Freaks réalisé en 1932 par Tod Browning est un film-culte, connu comme une icône précieuse, ayant une place à part dans l’histoire du cinéma, suscitant des réactions fortes, toujours interdit au moins de seize ans, et ayant généré de nombreuses analyses cinématographiques. Ce que l’on sait moins c’est que le film a été un échec artistique et commercial, qu’il a été oublié pendant plus de trente ans et que ce n’est que longtemps après, dans les années soixante/soixante-dix qu’il est devenu célèbre. Quels sont les enjeux de cet échec et de ce succès ?
L’ouvrage de O. R. Grim, issu d’une thèse en anthropologie sociale et ethnologie, sous la direction de Nicole Belmont, présentée à l’EHESS en 2007, propose une analyse très fouillée à la fois du film et de son contexte. L’originalité du livre tient à ce que l’auteur aborde le sujet avec un triple point du vue : filmique, anthropologique et psychanalytique, en rapport avec son parcours personnel qui conjugue une expérience clinique très riche de psychomotricien avec des enfants handicapés et leur famille, un parcours psychanalytique et une pratique d’enseignant-chercheur. C’est une contribution très pertinente aux études nombreuses inspirées par cette œuvre que propose Olivier R. Grim avec cette étude extrêmement approfondie du film Freaks qui constitue un véritable dossier, comprenant en particulier une remarquable contextualisation de l’œuvre.

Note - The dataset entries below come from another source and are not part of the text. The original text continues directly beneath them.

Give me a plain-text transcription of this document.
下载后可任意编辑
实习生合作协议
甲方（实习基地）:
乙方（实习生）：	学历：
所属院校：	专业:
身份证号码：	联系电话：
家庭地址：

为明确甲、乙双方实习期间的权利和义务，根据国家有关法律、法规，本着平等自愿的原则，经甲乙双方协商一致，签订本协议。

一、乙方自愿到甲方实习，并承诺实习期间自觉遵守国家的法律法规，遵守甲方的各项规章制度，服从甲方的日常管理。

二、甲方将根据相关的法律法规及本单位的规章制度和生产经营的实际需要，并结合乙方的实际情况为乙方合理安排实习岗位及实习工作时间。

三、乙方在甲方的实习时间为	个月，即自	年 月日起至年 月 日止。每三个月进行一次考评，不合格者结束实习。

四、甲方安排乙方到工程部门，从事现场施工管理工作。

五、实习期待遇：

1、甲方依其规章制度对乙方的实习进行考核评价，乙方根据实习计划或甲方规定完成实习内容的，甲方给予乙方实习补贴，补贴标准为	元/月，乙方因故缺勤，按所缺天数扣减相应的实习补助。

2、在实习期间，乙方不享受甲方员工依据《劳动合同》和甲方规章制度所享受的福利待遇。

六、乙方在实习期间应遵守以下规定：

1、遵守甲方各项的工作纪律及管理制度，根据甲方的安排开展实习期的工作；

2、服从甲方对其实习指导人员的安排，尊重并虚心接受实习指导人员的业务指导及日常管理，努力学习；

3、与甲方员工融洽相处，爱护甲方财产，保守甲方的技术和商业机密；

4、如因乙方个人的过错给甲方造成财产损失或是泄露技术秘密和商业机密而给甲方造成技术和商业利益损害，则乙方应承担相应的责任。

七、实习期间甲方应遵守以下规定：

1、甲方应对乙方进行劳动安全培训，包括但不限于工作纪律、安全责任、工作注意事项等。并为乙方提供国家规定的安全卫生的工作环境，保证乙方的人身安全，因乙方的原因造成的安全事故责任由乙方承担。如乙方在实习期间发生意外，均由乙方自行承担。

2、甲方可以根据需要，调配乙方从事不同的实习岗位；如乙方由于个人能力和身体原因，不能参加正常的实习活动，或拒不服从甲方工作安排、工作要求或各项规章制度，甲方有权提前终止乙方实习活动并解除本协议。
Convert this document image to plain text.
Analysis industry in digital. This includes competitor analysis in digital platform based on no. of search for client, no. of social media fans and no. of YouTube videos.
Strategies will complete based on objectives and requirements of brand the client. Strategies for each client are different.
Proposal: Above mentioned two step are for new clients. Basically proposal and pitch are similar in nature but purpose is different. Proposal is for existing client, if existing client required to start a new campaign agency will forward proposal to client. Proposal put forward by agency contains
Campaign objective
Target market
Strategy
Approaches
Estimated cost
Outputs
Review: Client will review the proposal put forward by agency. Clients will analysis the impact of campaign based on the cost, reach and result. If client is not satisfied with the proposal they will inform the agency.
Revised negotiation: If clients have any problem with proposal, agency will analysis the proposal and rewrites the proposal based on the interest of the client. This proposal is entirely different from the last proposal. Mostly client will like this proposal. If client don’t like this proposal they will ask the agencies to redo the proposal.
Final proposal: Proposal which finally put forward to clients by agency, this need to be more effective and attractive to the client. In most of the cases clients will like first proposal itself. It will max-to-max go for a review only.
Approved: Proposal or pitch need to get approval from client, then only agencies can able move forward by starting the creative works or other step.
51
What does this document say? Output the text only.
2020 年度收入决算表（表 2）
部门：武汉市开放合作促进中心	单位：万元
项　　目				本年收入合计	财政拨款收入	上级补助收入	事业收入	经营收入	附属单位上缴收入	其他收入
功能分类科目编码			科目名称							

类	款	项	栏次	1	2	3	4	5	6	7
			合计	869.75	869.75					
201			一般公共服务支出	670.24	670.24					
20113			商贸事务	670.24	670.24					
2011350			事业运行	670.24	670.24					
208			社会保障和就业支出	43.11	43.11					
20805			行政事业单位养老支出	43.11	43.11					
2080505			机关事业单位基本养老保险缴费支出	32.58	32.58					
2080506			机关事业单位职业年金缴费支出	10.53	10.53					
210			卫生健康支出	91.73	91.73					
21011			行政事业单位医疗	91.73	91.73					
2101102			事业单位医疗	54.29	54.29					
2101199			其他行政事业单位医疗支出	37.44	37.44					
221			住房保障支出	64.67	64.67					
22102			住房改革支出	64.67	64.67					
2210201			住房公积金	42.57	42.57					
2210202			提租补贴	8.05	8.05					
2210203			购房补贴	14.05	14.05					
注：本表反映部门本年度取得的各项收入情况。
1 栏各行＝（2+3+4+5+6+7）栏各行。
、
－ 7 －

Dans l’Amérique des années trente, secouée par la crise économique, surgit au cours de la décennie 1930-1940, mais surtout les années 1931-1935, une série de films fantastiques, proches de la littérature fantastique anglo-saxonne mais aussi de l’expressionnisme allemand, dont les plus connus sont Frankenstein, King Kong, Dracula, Tarzan … Ce corpus cinématographique géographiquement et historiquement repéré soulève les questions des frontières de l’humanité, entre animalité et humanité, entre humain et divin, thèmes que Grim développe dans une perspective aussi bien anthropologique que psychanalytique.
On connaît l’histoire : dans le cirque Tetrallini, une petite troupe de valides et d’infirmes se côtoient. Hans et Frieda, nains tous deux, sont promis l’un à l’autre, mais Hans est fasciné par Cléopâtre, la belle et grande trapéziste qui s’amuse de lui … Evidemment l’histoire se termine mal. La grande caractéristique du film, et qui en fait une œuvre unique, c’est que les personnages d’infirmes sont joués par de véritables infirmes. La présence de ces handicapés monstrueux crée un malaise et est probablement la raison, postule O. R. Grim, de l’échec. Ce film « fait œuvre originale par la mise en scène de comédiens authentiquement infirmes, déclarant ouvertement dans cette fiction leur droit à commercer comme tout un chacun et avec tout un chacun sur les terres d’Eros », écrit O. R. Grim. N’est-ce pas cela qui était insupportable pour le public des années trente ? Si ces infirmes monstrueux ont une vie érotique, ils nous deviennent trop proches.
Cette proximité, scandaleuse et terrifiante, est bien dans le projet de Tod Browning formulé dès le début du film par la présentation du bonimenteur évoquant la naissance des monstres : « Par un accident de naissance vous auriez pu être l’un d’eux. Ils n’ont pas demandé à venir au monde, pourtant ils sont nés ».
C’est donc le lien entre sexualité et infirmité qui est au centre du sujet. O. R. Grim poursuit ses réflexions au moyen d’une étude comparative avecElephant Man de David Lynch de 1980 et une série américaine plus récente, Carnivale, diffusée sur le câble en 2004, le point commun de ces trois œuvres étant l’Œdipe, avec l’idée que l’infirmité est une expiation de la faute oedipienne.
Ainsi, l’analyse de Freaks par O. R. Grim donne lieu à une interrogation sur les représentations fondamentales, mais le plus souvent méconnues car inconscientes, de l’infirmité dans le domaine social, introduisant la question du handicap dans le champ de l’anthropologie psychanalytique.